Le rejet d'organe peut être surmonté, montre l'étude de la souris


Le rejet d'organe peut être surmonté, montre l'étude de la souris

La «mémoire immunitaire» du corps d'une transplantation rejetée peut ne pas être un état permanent, ce qui signifie qu'une transplantation ultérieure peut réussir, suggère une étude des organes chez la souris.

Bien que le rejet du premier coeur transplanté ait été induit, un second a réussi.

Publié dans Nature Communications , L'étude a utilisé des cœurs transplantés chez la souris et la tolérance induite, puis le rejet avant de faire une deuxième transplantation une semaine après le rejet du greffon initial.

Le deuxième coeur à transplanter a été facilement accepté et est resté pleinement fonctionnel pendant l'étude.

Chez certains récipients de transplantation humaine, le rejet immunitaire peut se produire en quelques semaines et d'autres transplantations peuvent être rejetées encore plus rapidement en raison de la mémoire immunitaire - un état immunitaire du système immunitaire.

"La tolérance à la transplantation semble être un état résilient et persistant, même si elle peut être surmontée de manière passagère", explique Anita Chong, Ph.D., professeur de chirurgie de transplantation à l'Université de Chicago en Illinois et co-auteur principal de l'étude. "Nos résultats Changer le paradigme selon lequel la mémoire immunitaire d'un rejet de transplantation est invariablement permanente ".

Des médicaments immunosuppressifs tout au long de la vie sont presque toujours nécessaires pour empêcher le rejet de transplantation chez les patients présentant une insuffisance organique en phase terminale.

La tolérance immunitaire - dans laquelle un organe transplanté est accepté sans immunosuppression à long terme - peut être induite chez certains patients, mais avec difficulté.

Même après de longues périodes de tolérance, le rejet peut encore être déclenché chez ces patients - par exemple, par une infection bactérienne. Les médecins ont supposé que c'était parce que le système immunitaire se souvenait du rejet et empêchait la tolérance des transplantations futures.
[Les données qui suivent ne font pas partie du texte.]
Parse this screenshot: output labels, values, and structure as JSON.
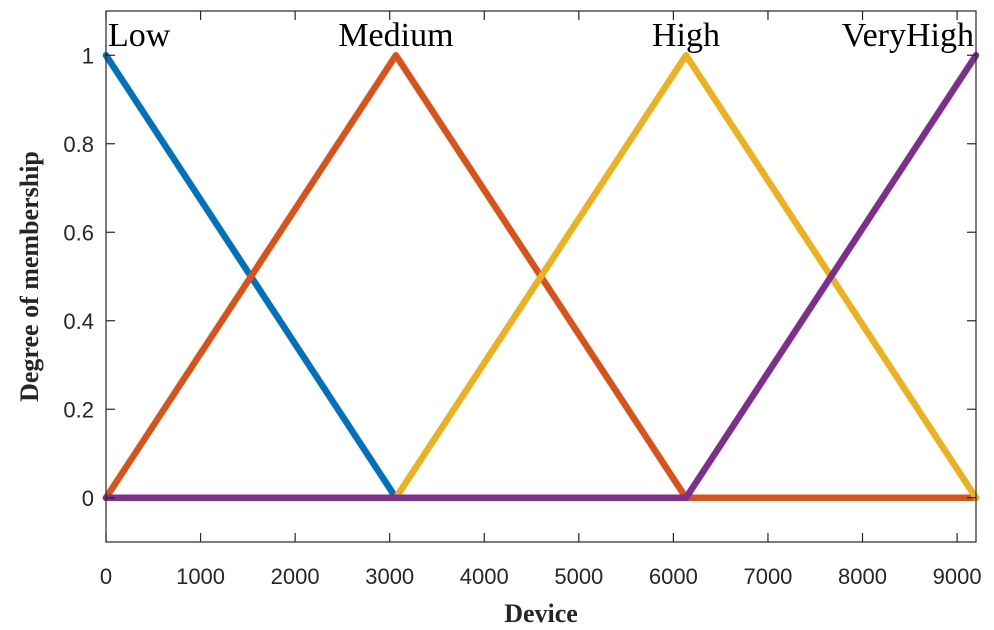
{
  "chart_data": {
    "type": "line",
    "xlabel": "Device",
    "ylabel": "Degree of membership",
    "xlim": [
      0,
      9200
    ],
    "ylim": [
      -0.1,
      1.1
    ],
    "xticks": [
      0,
      1000,
      2000,
      3000,
      4000,
      5000,
      6000,
      7000,
      8000,
      9000
    ],
    "xtick_labels": [
      "0",
      "1000",
      "2000",
      "3000",
      "4000",
      "5000",
      "6000",
      "7000",
      "8000",
      "9000"
    ],
    "yticks": [
      0,
      0.2,
      0.4,
      0.6,
      0.8,
      1
    ],
    "ytick_labels": [
      "0",
      "0.2",
      "0.4",
      "0.6",
      "0.8",
      "1"
    ],
    "grid": false,
    "box": true,
    "series": [
      {
        "name": "Low",
        "color": "#0072BD",
        "points": [
          [
            0,
            1
          ],
          [
            3066,
            0
          ],
          [
            9200,
            0
          ]
        ],
        "label_x": 0
      },
      {
        "name": "Medium",
        "color": "#D95319",
        "points": [
          [
            0,
            0
          ],
          [
            3066,
            1
          ],
          [
            6133,
            0
          ],
          [
            9200,
            0
          ]
        ],
        "label_x": 3066
      },
      {
        "name": "High",
        "color": "#EDB120",
        "points": [
          [
            0,
            0
          ],
          [
            3066,
            0
          ],
          [
            6133,
            1
          ],
          [
            9200,
            0
          ]
        ],
        "label_x": 6133
      },
      {
        "name": "VeryHigh",
        "color": "#7E2F8E",
        "points": [
          [
            0,
            0
          ],
          [
            6133,
            0
          ],
          [
            9200,
            1
          ]
        ],
        "label_x": 9200
      }
    ]
  }
}
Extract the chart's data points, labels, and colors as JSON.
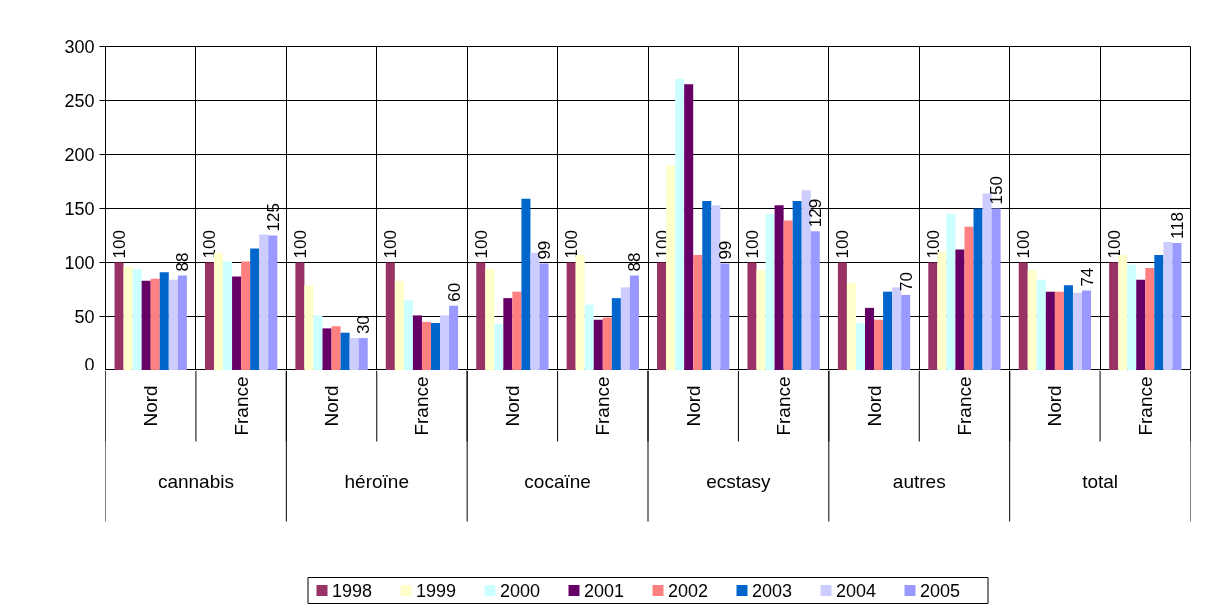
{
  "chart_data": {
    "type": "bar",
    "categories": [
      "Nord",
      "France",
      "Nord",
      "France",
      "Nord",
      "France",
      "Nord",
      "France",
      "Nord",
      "France",
      "Nord",
      "France"
    ],
    "annotations": [
      "cannabis",
      "héroïne",
      "cocaïne",
      "ecstasy",
      "autres",
      "total"
    ],
    "ylim": [
      0,
      300
    ],
    "yticks": [
      0,
      50,
      100,
      150,
      200,
      250,
      300
    ],
    "grid": true,
    "legend": "bottom",
    "series": [
      {
        "name": "1998",
        "color": "#993366",
        "values": [
          100,
          100,
          100,
          100,
          100,
          100,
          100,
          100,
          100,
          100,
          100,
          100
        ],
        "value_labels": [
          "100",
          "100",
          "100",
          "100",
          "100",
          "100",
          "100",
          "100",
          "100",
          "100",
          "100",
          "100"
        ]
      },
      {
        "name": "1999",
        "color": "#ffffcc",
        "values": [
          96,
          109,
          79,
          83,
          94,
          107,
          190,
          93,
          81,
          110,
          93,
          107
        ]
      },
      {
        "name": "2000",
        "color": "#ccffff",
        "values": [
          94,
          101,
          51,
          65,
          43,
          61,
          270,
          145,
          44,
          145,
          84,
          98
        ]
      },
      {
        "name": "2001",
        "color": "#660066",
        "values": [
          83,
          87,
          39,
          51,
          67,
          47,
          265,
          153,
          58,
          112,
          73,
          84
        ]
      },
      {
        "name": "2002",
        "color": "#ff8080",
        "values": [
          85,
          101,
          41,
          45,
          73,
          49,
          107,
          139,
          47,
          133,
          73,
          95
        ]
      },
      {
        "name": "2003",
        "color": "#0066cc",
        "values": [
          91,
          113,
          35,
          44,
          159,
          67,
          157,
          157,
          73,
          150,
          79,
          107
        ]
      },
      {
        "name": "2004",
        "color": "#ccccff",
        "values": [
          84,
          126,
          30,
          51,
          109,
          77,
          153,
          167,
          77,
          164,
          72,
          119
        ]
      },
      {
        "name": "2005",
        "color": "#9999ff",
        "values": [
          88,
          125,
          30,
          60,
          99,
          88,
          99,
          129,
          70,
          150,
          74,
          118
        ],
        "value_labels": [
          "88",
          "125",
          "30",
          "60",
          "99",
          "88",
          "99",
          "129",
          "70",
          "150",
          "74",
          "118"
        ]
      }
    ]
  }
}
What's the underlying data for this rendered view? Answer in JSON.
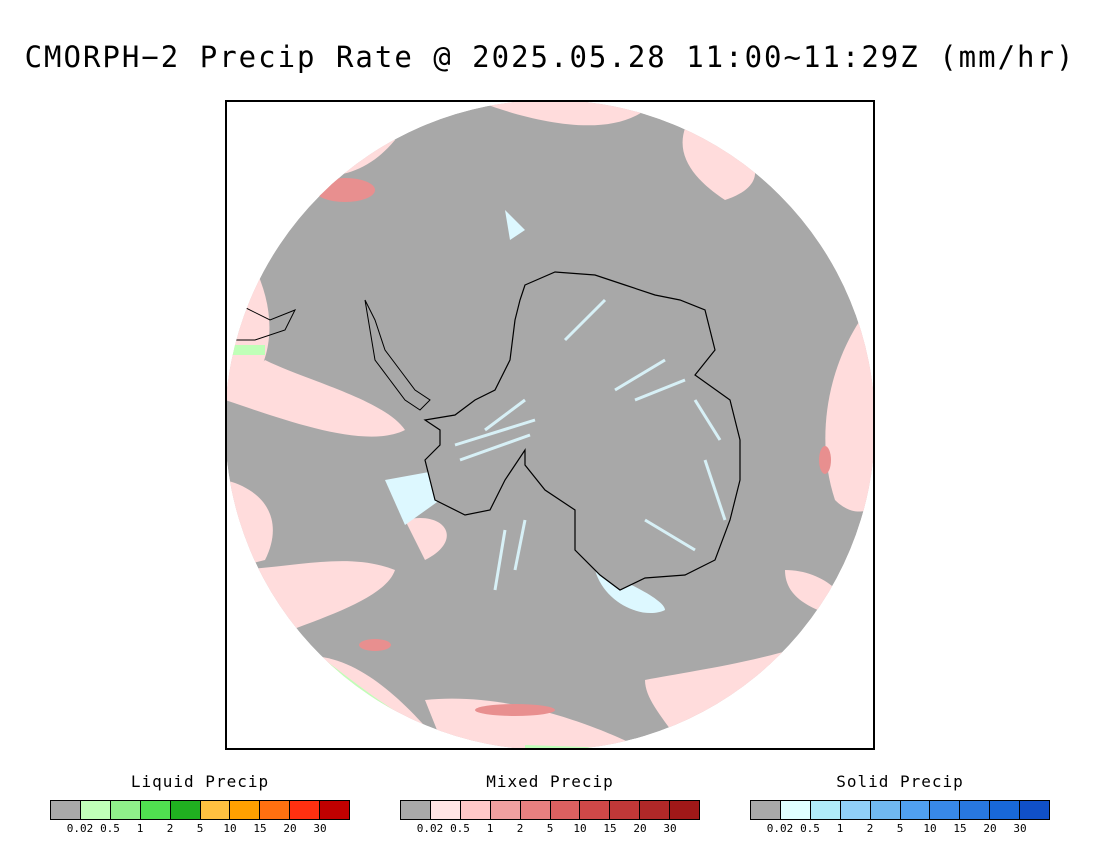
{
  "title": "CMORPH−2 Precip Rate @ 2025.05.28 11:00~11:29Z (mm/hr)",
  "map": {
    "projection": "south-polar-stereographic",
    "colors": {
      "no_precip": "#a8a8a8",
      "mixed_light": "#ffdcdc",
      "mixed_medium": "#e88f8f",
      "solid_light": "#ddf8ff",
      "liquid_light": "#c0ffb8",
      "coastline": "#000000"
    }
  },
  "legends": [
    {
      "title": "Liquid Precip",
      "colors": [
        "#a8a8a8",
        "#c0ffb8",
        "#8ff08a",
        "#50e050",
        "#20b020",
        "#ffc040",
        "#ffa000",
        "#ff7010",
        "#ff3010",
        "#c00000"
      ],
      "ticks": [
        "0.02",
        "0.5",
        "1",
        "2",
        "5",
        "10",
        "15",
        "20",
        "30"
      ]
    },
    {
      "title": "Mixed Precip",
      "colors": [
        "#a8a8a8",
        "#ffe4e4",
        "#ffc8c8",
        "#f0a0a0",
        "#e88080",
        "#dc6060",
        "#d04848",
        "#c03838",
        "#b02828",
        "#a01818"
      ],
      "ticks": [
        "0.02",
        "0.5",
        "1",
        "2",
        "5",
        "10",
        "15",
        "20",
        "30"
      ]
    },
    {
      "title": "Solid Precip",
      "colors": [
        "#a8a8a8",
        "#e0ffff",
        "#b0ecfa",
        "#90d0f8",
        "#70b8f0",
        "#50a0f0",
        "#3888e8",
        "#2878e0",
        "#1868d8",
        "#1050c8"
      ],
      "ticks": [
        "0.02",
        "0.5",
        "1",
        "2",
        "5",
        "10",
        "15",
        "20",
        "30"
      ]
    }
  ]
}
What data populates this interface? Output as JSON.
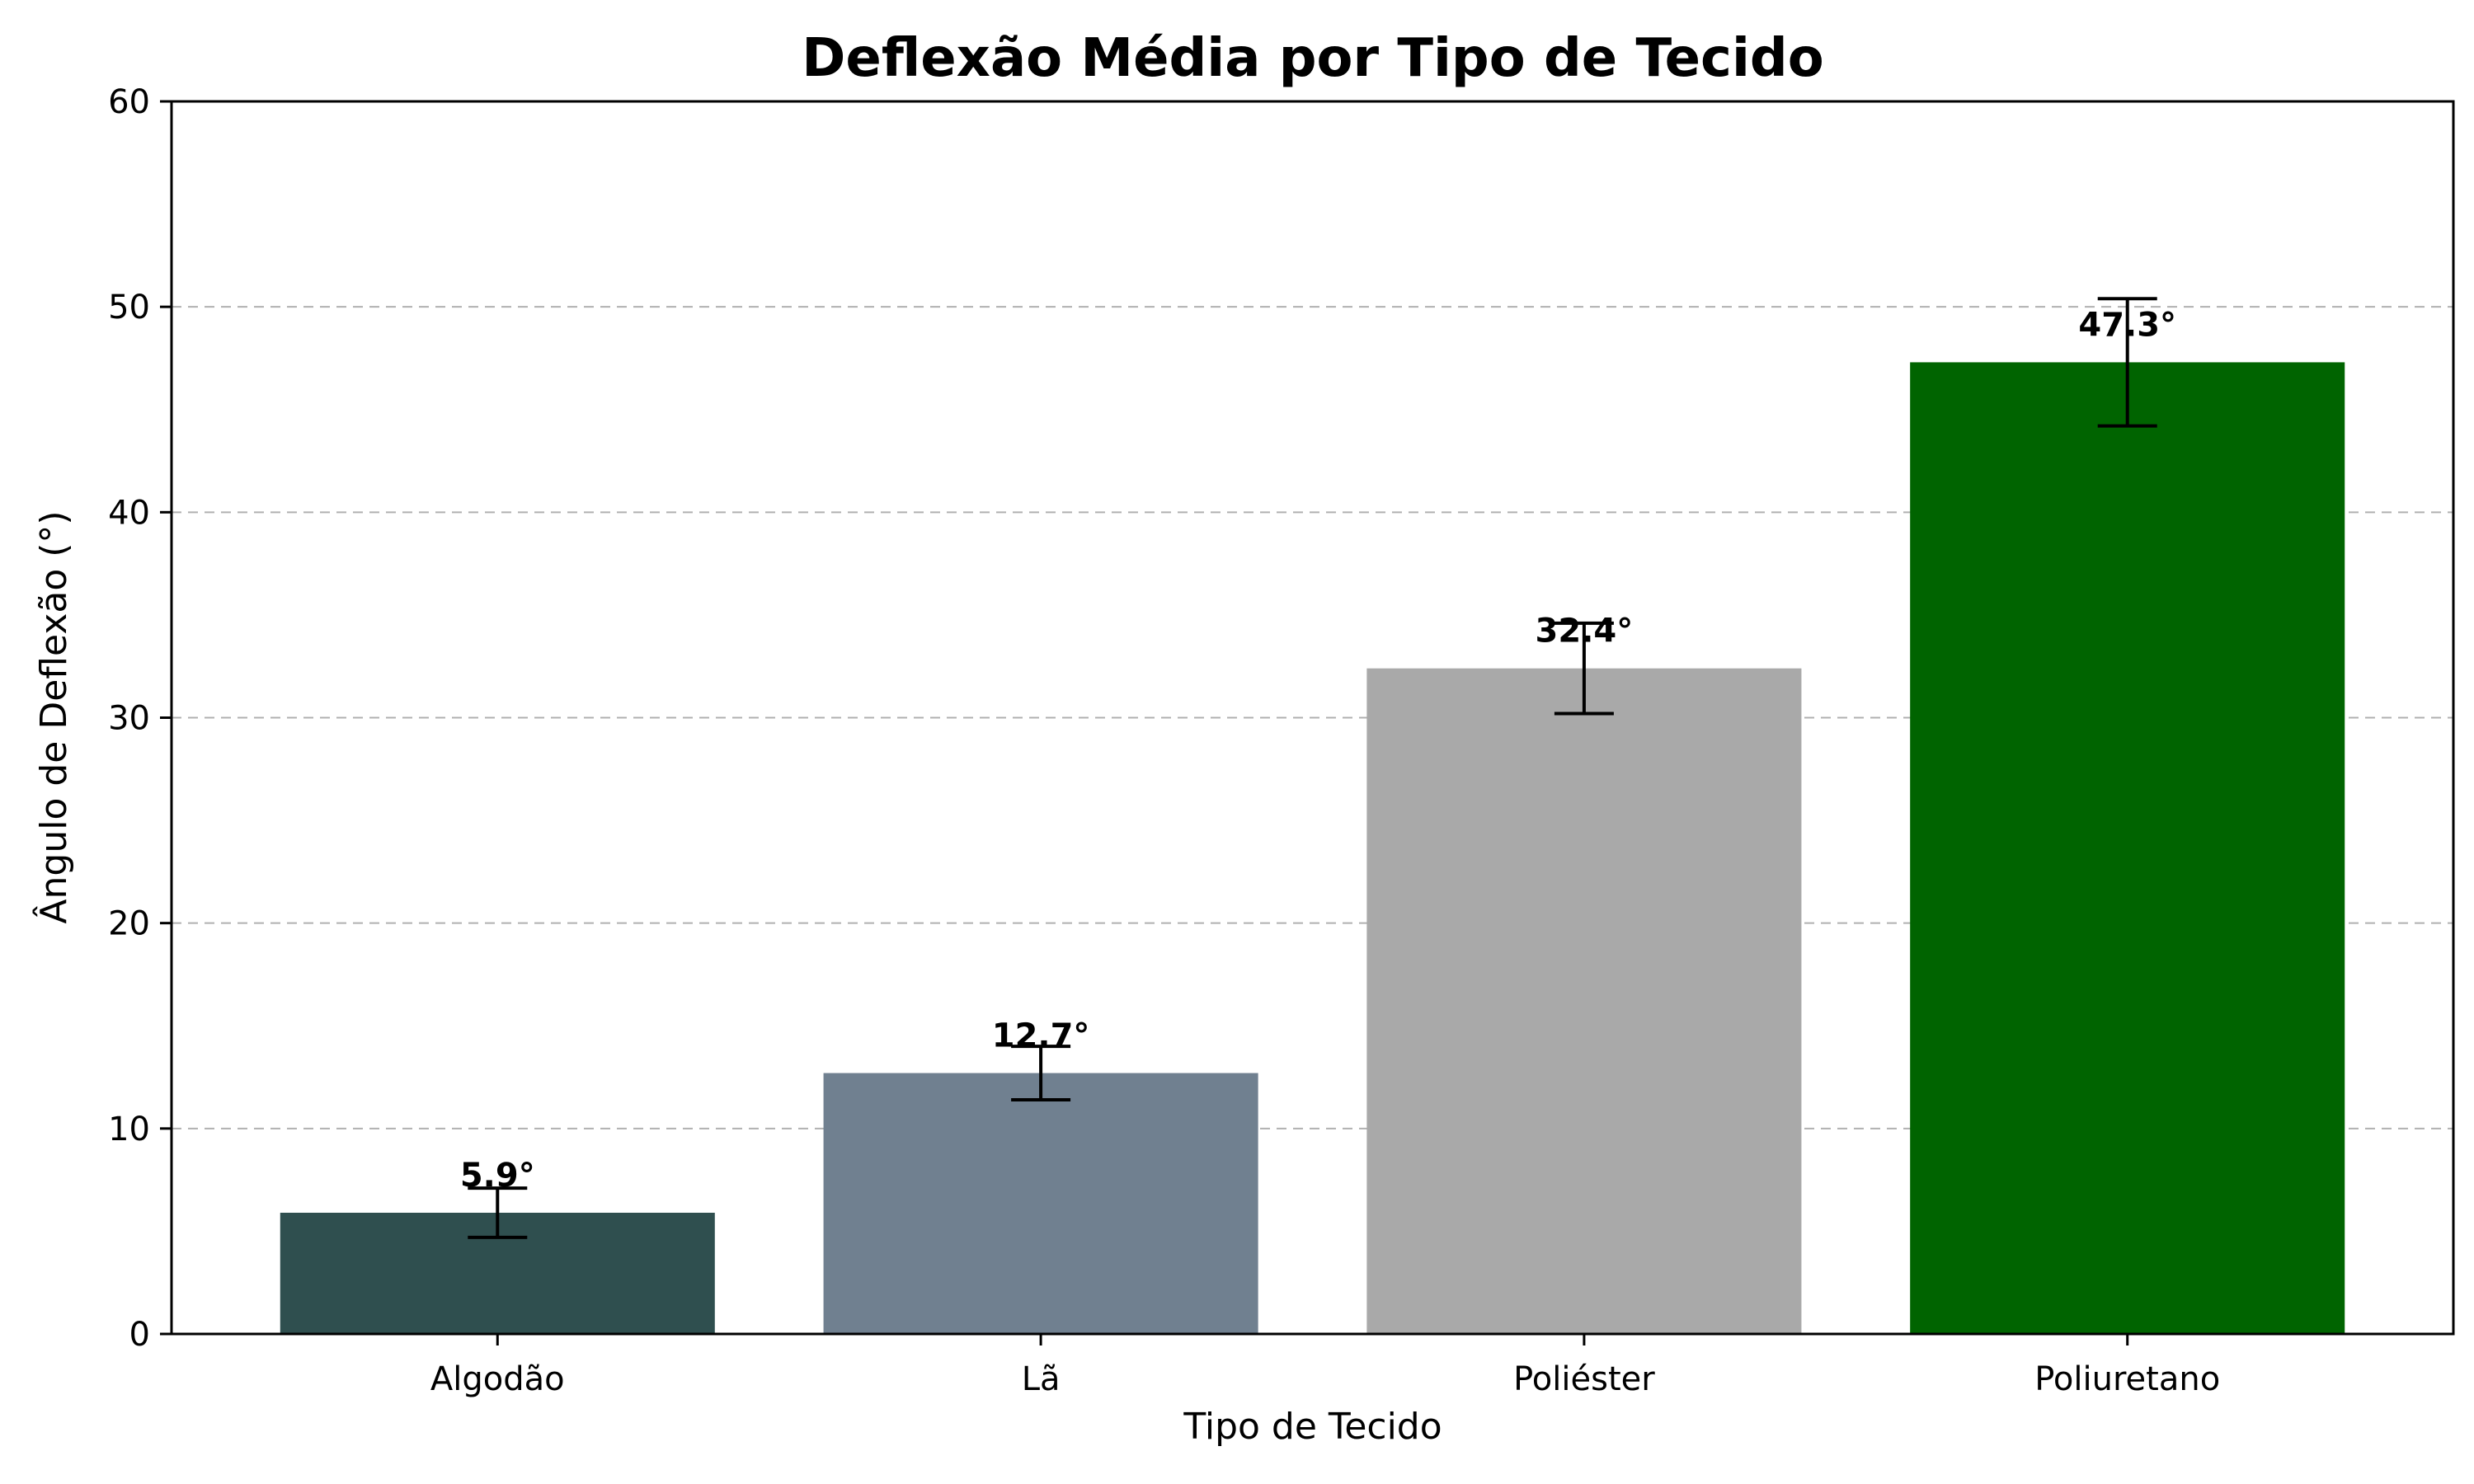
{
  "chart_data": {
    "type": "bar",
    "title": "Deflexão Média por Tipo de Tecido",
    "xlabel": "Tipo de Tecido",
    "ylabel": "Ângulo de Deflexão (°)",
    "categories": [
      "Algodão",
      "Lã",
      "Poliéster",
      "Poliuretano"
    ],
    "values": [
      5.9,
      12.7,
      32.4,
      47.3
    ],
    "errors": [
      1.2,
      1.3,
      2.2,
      3.1
    ],
    "value_labels": [
      "5.9°",
      "12.7°",
      "32.4°",
      "47.3°"
    ],
    "colors": [
      "#2f4f4f",
      "#708090",
      "#a9a9a9",
      "#006400"
    ],
    "ylim": [
      0,
      60
    ],
    "yticks": [
      0,
      10,
      20,
      30,
      40,
      50,
      60
    ],
    "grid": "horizontal-dashed",
    "legend": "none"
  }
}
La tolérance immunitaire a été restaurée une fois que les bactéries ont été éliminées

Dans le travail de laboratoire sur la souris, la tolérance immunitaire a été établie, mais a ensuite été contestée 2 mois plus tard avec une infection bactérienne. Le rejet de transplantation a été déclenché dans la moitié des animaux.

Mais les chercheurs ont découvert qu'une fois que le système immunitaire a éliminé la bactérie, il est revenu spontanément à l'état antérieur de tolérance immunitaire et a accepté une autre transplantation cardiaque.

Les expériences sur les animaux augmentent l'espoir d'être appliquées chez les personnes. »Les méthodes de tolérance à la transplantation diffèrent entre les souris et les humains, mais les mécanismes qui la maintiennent sont probablement partagés», a déclaré la Dre Marisa Alegre, co-auteur et professeur de médecine à la Université de Chicago.

Nos résultats impliquent que les patients tolérants qui subissent un rejet pourraient être traités avec des médicaments immunosuppresseurs à court terme pour protéger la transplantation, puis sevrés après les retours de tolérance ".

"Nous travaillons maintenant à comprendre plus en détail les mécanismes de la façon dont ce retour de tolérance se produit", explique l'auteur Michelle Miller, une étudiante diplômée en médecine moléculaire à l'Université de Chicago. "Nous voulons trouver s'il existe d'autres mécanismes [...] qui médient la tolérance et aident à prévenir la mémoire du rejet ".

Les auteurs concluent leur travail en déclarant qu'ils "fournissent des preuves expérimentales d'un résultat de transplantation qui ne respecte pas les règles de l'alhosensibilisation".

Ils ajoutent que "un souvenir de la régulation peut dominer le souvenir du rejet déclenché par une infection".